在此阶段之前,一切看起来都非常平衡(目前我已经硬编码了分区数量48)。在方法loadParentMPoint
中有协同组变换,基本上,当我要执行下一个计数时,计算了协同组,并且基本上安排了48个任务,但是其中47个任务立即终止(似乎没有什么要处理的) ),除了开始进行改组读取的那个,直到它填满堆空间并引发异常为止。
我已经启动了几次使用相同数据集的过程,并且最终始终是相同的。每次它只执行一个执行程序。
为什么我有这种行为?也许我缺少任何东西?我尝试在cogroup之前先repartition
数据,因为我认为它是不平衡的,但它不起作用,与尝试使用partitionBy
时相同。
这是代码摘录:
class BillingOrderGeneratorProcess extends SparkApplicationErrorHandler {
implicit val ctx = sc
val log = LoggerFactory.getLogger(classOf[BillingOrderGeneratorProcess])
val ipc = new Handler[ConsumptionComputationBigDataIPC]
val billingOrderDao = new Handler[BillingOrderDao]
val mPointDao = new Handler[MeasurementPointDAO]
val billingOrderBDao = new Handler[BillingOrderBDAO]
val ccmDiscardBdao = new Handler[CCMDiscardBDAO]
val ccmService = new Handler[ConsumptionComputationBillingService]
val registry = new Handler[IncrementalRegistryTableData]
val podTimeZoneHelper = new Handler[PodDateTimeUtils]
val billingPodStatusDao = new Handler[BillingPodStatusBDAO]
val config = new Handler[PropertyManager]
val paramFacade = new Handler[ConsumptionParameterFacade]
val consumptionMethods = new Handler[ConsumptionMethods]
val partitions = config.get.defaultPartitions()
val appName = sc.appName
val appId = sc.applicationId
val now = new DateTime
val extracted = ctx.accumulator(0l, "Extracted from planning")
val generated = ctx.accumulator(0l, "Billing orders generated")

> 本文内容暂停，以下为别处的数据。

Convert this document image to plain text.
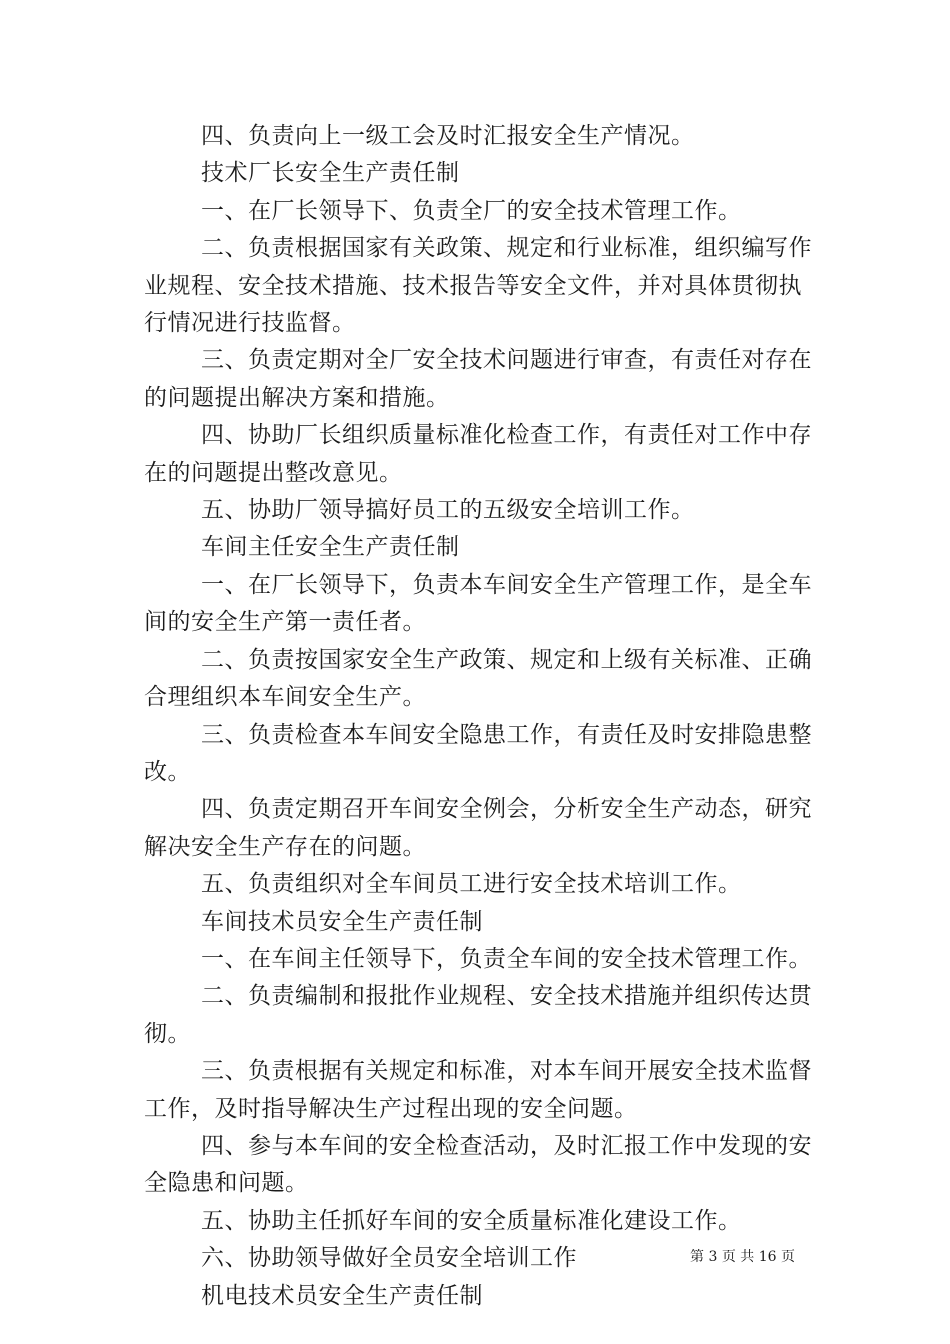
四、负责向上一级工会及时汇报安全生产情况。

技术厂长安全生产责任制

一、在厂长领导下、负责全厂的安全技术管理工作。

二、负责根据国家有关政策、规定和行业标准，组织编写作业规程、安全技术措施、技术报告等安全文件，并对具体贯彻执行情况进行技监督。

三、负责定期对全厂安全技术问题进行审查，有责任对存在的问题提出解决方案和措施。

四、协助厂长组织质量标准化检查工作，有责任对工作中存在的问题提出整改意见。

五、协助厂领导搞好员工的五级安全培训工作。

车间主任安全生产责任制

一、在厂长领导下，负责本车间安全生产管理工作，是全车间的安全生产第一责任者。

二、负责按国家安全生产政策、规定和上级有关标准、正确合理组织本车间安全生产。

三、负责检查本车间安全隐患工作，有责任及时安排隐患整改。

四、负责定期召开车间安全例会，分析安全生产动态，研究解决安全生产存在的问题。

五、负责组织对全车间员工进行安全技术培训工作。

车间技术员安全生产责任制

一、在车间主任领导下，负责全车间的安全技术管理工作。

二、负责编制和报批作业规程、安全技术措施并组织传达贯彻。

三、负责根据有关规定和标准，对本车间开展安全技术监督工作，及时指导解决生产过程出现的安全问题。

四、参与本车间的安全检查活动，及时汇报工作中发现的安全隐患和问题。

五、协助主任抓好车间的安全质量标准化建设工作。

六、协助领导做好全员安全培训工作

机电技术员安全生产责任制

第 3 页 共 16 页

val discarded = ctx.accumulator(0l, "Billing orders discarded")
// initialize staging
val staging = new TxStagingTable(config.get().billingOrderGeneratorStagingArea())
staging.prepareReading
val rddExtractedFromPlanning = staging
.read[ExtractedPO]()
.repartition(48)
.setName("rddExtractedFromPlanning")
.cache
val rddExtracted = rddExtractedFromPlanning
.filter { x =>
extracted += 1
(x.getExtracted == EExtractedType.EXTRACTED ||
x.getExtracted == EExtractedType.EXTRACTED_BY_USER ||
x.getExtracted == EExtractedType.EXTRACTED_BY_TDC)
}
.map { x =>
log.info("1:extracted>{}", x)
val bo = MapperUtil.mapExtractedPOtoBO(x)
bo
}
val podWithExtractedAndLastBillingOrderPO = rddExtracted.map { e =>
val billOrdr = CCMIDGenerator.newIdentifier(CCMIDGenerator.Context.GENERATOR, e.getPod, e.getCycle(), e.getExtractionDate())
val last = billingOrderDao.get.getLastByPodExcludedActual(e.getPod, billOrdr)
log.info("2:last Billing order>{}", last);
(e.getPod, e, last)
}
.setName("podWithExtractedAndLastBillingOrderPO")
.cache()
val podWithExtractedAndLastBillingOrder = podWithExtractedAndLastBillingOrderPO.map(e => (e._1, (e._2, MapperUtil.mapBillingOrderPOtoBO(e._3))))
val rddRegistryFactoryKeys = podWithExtractedAndLastBillingOrderPO
.map(e => (e._1,1))
.reduceByKey(_+_)
.keys
val rddRegistryFactory = registry.get().createIncrementalRegistryFromPods(rddRegistryFactoryKeys, List())
val rddExtractedWithMPoint = ConsumptionComputationUtil
.groupPodWithMPoint(podWithExtractedAndLastBillingOrder, rddRegistryFactory)
.filter{ e =>
val mPoint = e._3
val condition = mPoint != null
condition match {
case false => log.error("MPoint is NULL for POD -> " + e._1)
case true =>
}
condition
}
.setName("rddExtractedWithMPoint")
.cache
rddExtractedWithMPoint.count
val rddExtractedWithMPointWithParent = ConsumptionComputationUtil
.groupWithParent(rddExtractedWithMPoint)
.map{
case (pod, extracted, measurementPoint, billOrder, parentMpointId, factory) =>
if (!parentMpointId.isEmpty) {
val mPointParent = mPointDao.get.findByMPoint(parentMpointId.get)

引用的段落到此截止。